L’affreux conte Olaf reprend du service sur Netflix ! Violet, Klaus et Prunille n’ont pas fini de déchanter au cours de leurs désastreuses aventures. La série, qui a été ajoutée au catalogue Netflix le 13 janvier, était plus qu’attendue des fans de Lemony Snicket (auteur des romans) et de Neil Patrick Harris qui laisse tomber sa recherche effrénée de conquêtes féminine pour prendre le relais de Jim Carrey.

Les orphelins malins au pays des adultes crétins

Violet, Klaus et Prunille sont trois enfants particulièrement savants qui s’amusent à construire des inventions en combinant les spécialités de chacun (physique, mathématiques, manuelles…). Les désastreuses aventures des orphelins Baudelaire débutent réellement quand les trois bambins apprennent la mort de leurs parents et qu’ils se retrouvent confiés à un obscure Conte Olaf dont ils n’ont jamais entendu parler.

Comme un malheur n’arrive jamais seul, ce Conte Olaf n’est qu’un imposteur de petite facture qui essaiera de tout mettre en place pour s’accaparer la fortune dont les orphelins Baudelaire hériteront à la majorité de Violet.

Violet, Klaus et Prunilles les Orphelins Baudelaire de Netflix

Cocktail de Burton et de Wes Anderson à la sauce jeunots

La bande annonce en laissait entrevoir la couleur, mais la série est bien dans les tons colorés, parfois fantasmagoriques (quelle demeure que celle du conte Olaf), et surtout complètement fantastique. Pour ma part, je retrouve bien l’univers des romans et je n’ai rien contre cette surenchère visuelle qu’on retrouve à la fois chez Tim Burton et Wes Anderson.

Neil Patrick Harris est plutôt bon en détestable Conte Olaf, il faut dire qu’il est physiquement bien apprêté pour endosser ce rôle de vilain ridicule un peu benêt qui se fait démasquer par une fratrie d’enfants qui n’ont pas dit leur dernier mot.

Quand bien même les vrais héros de l’histoire sont les trois orphelins Baudelaire, le vrai personnage que tout le monde attend est bel et bien le Conte Olaf (comme très souvent, les méchants sont les meilleurs !) que l’on retrouve avec plaisir dans des déguisements plus farfelus les uns que les autres.

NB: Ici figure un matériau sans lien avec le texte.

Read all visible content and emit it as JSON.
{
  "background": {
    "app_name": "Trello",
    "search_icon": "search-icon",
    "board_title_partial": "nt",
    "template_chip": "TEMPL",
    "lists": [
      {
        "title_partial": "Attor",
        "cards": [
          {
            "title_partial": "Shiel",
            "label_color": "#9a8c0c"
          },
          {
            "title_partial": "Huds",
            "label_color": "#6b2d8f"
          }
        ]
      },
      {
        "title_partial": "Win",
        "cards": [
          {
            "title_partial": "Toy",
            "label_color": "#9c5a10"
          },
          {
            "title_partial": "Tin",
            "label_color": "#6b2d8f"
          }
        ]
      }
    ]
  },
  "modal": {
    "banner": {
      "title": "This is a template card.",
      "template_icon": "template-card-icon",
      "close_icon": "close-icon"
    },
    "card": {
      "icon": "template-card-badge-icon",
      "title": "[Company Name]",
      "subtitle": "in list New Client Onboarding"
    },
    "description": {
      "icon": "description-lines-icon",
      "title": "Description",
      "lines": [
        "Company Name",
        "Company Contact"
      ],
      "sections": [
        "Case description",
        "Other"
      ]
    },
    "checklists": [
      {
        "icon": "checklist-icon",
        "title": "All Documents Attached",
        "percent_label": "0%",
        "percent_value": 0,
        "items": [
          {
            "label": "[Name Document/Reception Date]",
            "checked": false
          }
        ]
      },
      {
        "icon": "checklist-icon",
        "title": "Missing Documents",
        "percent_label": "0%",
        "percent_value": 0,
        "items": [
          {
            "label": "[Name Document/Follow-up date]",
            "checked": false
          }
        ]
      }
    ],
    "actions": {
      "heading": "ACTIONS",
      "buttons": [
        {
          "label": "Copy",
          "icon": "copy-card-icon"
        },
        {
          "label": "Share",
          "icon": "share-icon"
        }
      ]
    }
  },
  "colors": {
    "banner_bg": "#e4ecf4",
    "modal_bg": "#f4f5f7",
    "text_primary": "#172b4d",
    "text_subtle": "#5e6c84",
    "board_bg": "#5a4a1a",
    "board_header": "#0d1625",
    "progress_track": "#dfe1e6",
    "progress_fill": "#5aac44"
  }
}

Adaptation des romans Orphelins Baudelaire de Lemony Snicket

Des livres à la série, l’adaptation réussie

Il y a bien longtemps, j’avais commencé à lire Les Désastreuses aventures des orphelins Baudelaire, et même si j’avais dépassé de loin l’âge cible de ces courts romans, j’avais bien accroché à l’écriture assez originale de Lemony Snicket (à la fois auteur de narrateur, dans les livres comme dans la série).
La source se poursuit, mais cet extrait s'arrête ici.